A specialist in literary computing, she showed what it could accomplish in Hispanic examples, in Informática y literatura (1997, jointly published by Proyecto/A Ediciones and the University of Puerto Rico. Another such contribution was her annotated edition under a grant from the 5th Centennial Commission of the Discovery of America and Puerto Rico, of the first novel published in the New World, Infortunios de Alonso Ramírez, resolving the authorship question with computer analysis, showing that the Puerto Rican protagonist Ramírez was co-author.
In Puerto Rican literature, she has published seven titles on Enrique A. Laguerre, in addition to the introduction to the centenary compilation by Ricardo Alegría of Laguerre's complete novels in four volumes. Other titles are Estudios sobre Enrique A. Laguerre (Instituto de Cultura Puertorriqueña, 2005), a critical edition of Seva by Luis López Nieves (Cara y Cruz, Grupo Editorial Norma, 2006), El arte de la tergiversación en Luis Lopez Nieves (Terranova), and in Ediciones Puerto, three books about José Elías Levis: La voz que rompió el silencio: la novelística singular de J. Elías Levis en Puerto Rico post-1898, and critical editions of Vida nueva and of El estercolero in two versions.
In 2009, she presented in Madrid her book El ADN de los escritos de Cristóbal Colón (Ediciones Puerto), which became an immediate best-seller. While the second edition was in press, she translated it into English as Christopher Columbus: The DNA of his Writings (2010). They were innovative in bringing objective evidence based on replicable scientific approaches and methodology to mysteries surrounding the identity of Columbus.
In 1995 she was elected full member of the North American Academy of the Spanish Language and corresponding member of the Royal Spanish Academy. She holds the Spanish Cross of the Civil Order of Alfonso X the Wise and honorary membership in the Hispanic Society of America. From 1993 a 2000 she was Editor-in-Chief of Hispania, the official journal of the American Association of Teachers of Spanish and Portuguese, where she instituted an all electronic submissions, received a prize from the Editors of Learned Journals, and made Hispania the first digitized journal in the humanities thanks to the help of AATSP volunteers.

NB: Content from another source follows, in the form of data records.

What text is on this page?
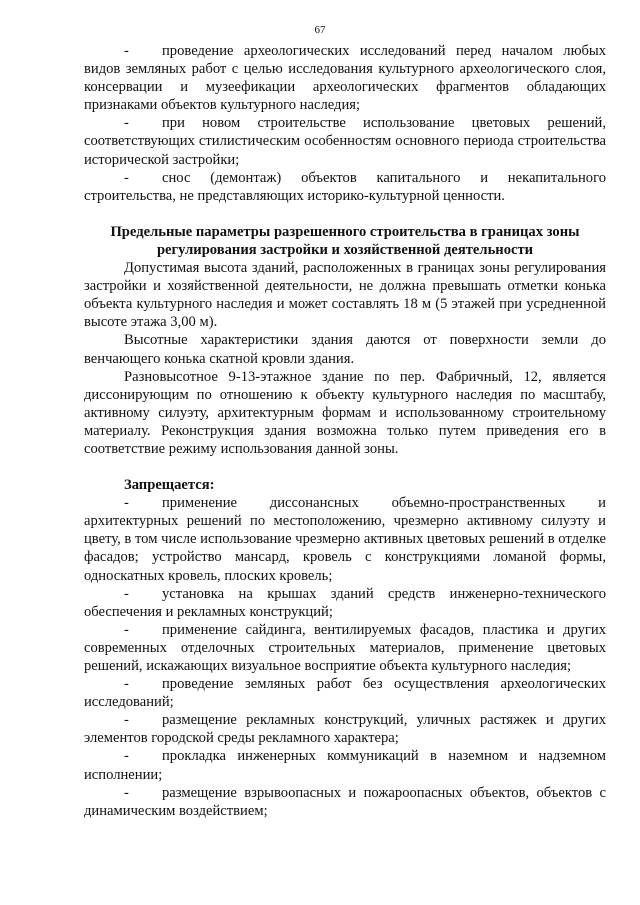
67

- проведение археологических исследований перед началом любых видов земляных работ с целью исследования культурного археологического слоя, консервации и музеефикации археологических фрагментов обладающих признаками объектов культурного наследия;

- при новом строительстве использование цветовых решений, соответствующих стилистическим особенностям основного периода строительства исторической застройки;

- снос (демонтаж) объектов капитального и некапитального строительства, не представляющих историко-культурной ценности.

Предельные параметры разрешенного строительства в границах зоны регулирования застройки и хозяйственной деятельности

Допустимая высота зданий, расположенных в границах зоны регулирования застройки и хозяйственной деятельности, не должна превышать отметки конька объекта культурного наследия и может составлять 18 м (5 этажей при усредненной высоте этажа 3,00 м).

Высотные характеристики здания даются от поверхности земли до венчающего конька скатной кровли здания.

Разновысотное 9-13-этажное здание по пер. Фабричный, 12, является диссонирующим по отношению к объекту культурного наследия по масштабу, активному силуэту, архитектурным формам и использованному строительному материалу. Реконструкция здания возможна только путем приведения его в соответствие режиму использования данной зоны.

Запрещается:

- применение диссонансных объемно-пространственных и архитектурных решений по местоположению, чрезмерно активному силуэту и цвету, в том числе использование чрезмерно активных цветовых решений в отделке фасадов; устройство мансард, кровель с конструкциями ломаной формы, односкатных кровель, плоских кровель;

- установка на крышах зданий средств инженерно-технического обеспечения и рекламных конструкций;

- применение сайдинга, вентилируемых фасадов, пластика и других современных отделочных строительных материалов, применение цветовых решений, искажающих визуальное восприятие объекта культурного наследия;

- проведение земляных работ без осуществления археологических исследований;

- размещение рекламных конструкций, уличных растяжек и других элементов городской среды рекламного характера;

- прокладка инженерных коммуникаций в наземном и надземном исполнении;

- размещение взрывоопасных и пожароопасных объектов, объектов с динамическим воздействием;
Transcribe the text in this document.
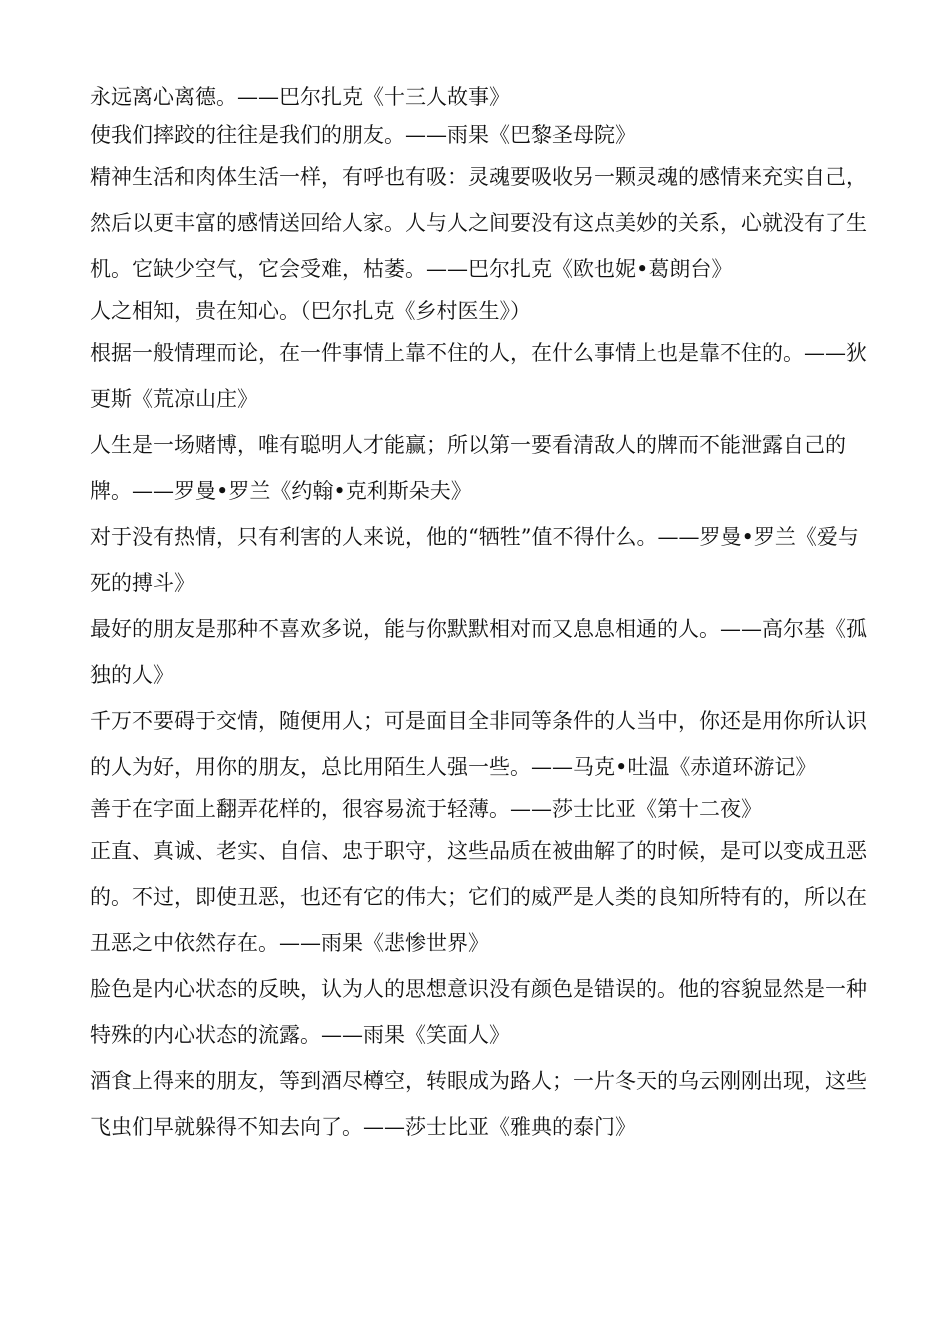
永远离心离德。——巴尔扎克《十三人故事》

使我们摔跤的往往是我们的朋友。——雨果《巴黎圣母院》

精神生活和肉体生活一样，有呼也有吸：灵魂要吸收另一颗灵魂的感情来充实自己，然后以更丰富的感情送回给人家。人与人之间要没有这点美妙的关系，心就没有了生机。它缺少空气，它会受难，枯萎。——巴尔扎克《欧也妮•葛朗台》

人之相知，贵在知心。（巴尔扎克《乡村医生》）

根据一般情理而论，在一件事情上靠不住的人，在什么事情上也是靠不住的。——狄更斯《荒凉山庄》

人生是一场赌博，唯有聪明人才能赢；所以第一要看清敌人的牌而不能泄露自己的牌。——罗曼•罗兰《约翰•克利斯朵夫》

对于没有热情，只有利害的人来说，他的“牺牲”值不得什么。——罗曼•罗兰《爱与死的搏斗》

最好的朋友是那种不喜欢多说，能与你默默相对而又息息相通的人。——高尔基《孤独的人》

千万不要碍于交情，随便用人；可是面目全非同等条件的人当中，你还是用你所认识的人为好，用你的朋友，总比用陌生人强一些。——马克•吐温《赤道环游记》

善于在字面上翻弄花样的，很容易流于轻薄。——莎士比亚《第十二夜》

正直、真诚、老实、自信、忠于职守，这些品质在被曲解了的时候，是可以变成丑恶的。不过，即使丑恶，也还有它的伟大；它们的威严是人类的良知所特有的，所以在丑恶之中依然存在。——雨果《悲惨世界》

脸色是内心状态的反映，认为人的思想意识没有颜色是错误的。他的容貌显然是一种特殊的内心状态的流露。——雨果《笑面人》

酒食上得来的朋友，等到酒尽樽空，转眼成为路人；一片冬天的乌云刚刚出现，这些飞虫们早就躲得不知去向了。——莎士比亚《雅典的泰门》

Dr. Irizarry received the Grand National Prize of the International Book Fair in Puerto Rico in 2010. Her latest works are an updated edition of Infortunios de Alonso Ramírez, a new nonfiction --La carta de amor de Cristóbal Colón a la Reina Isabel and its translation into English as Christopher Columbus's Love Letter to Queen Isabel-- and a series of study guides keyed to Infortunios and Levis's novels.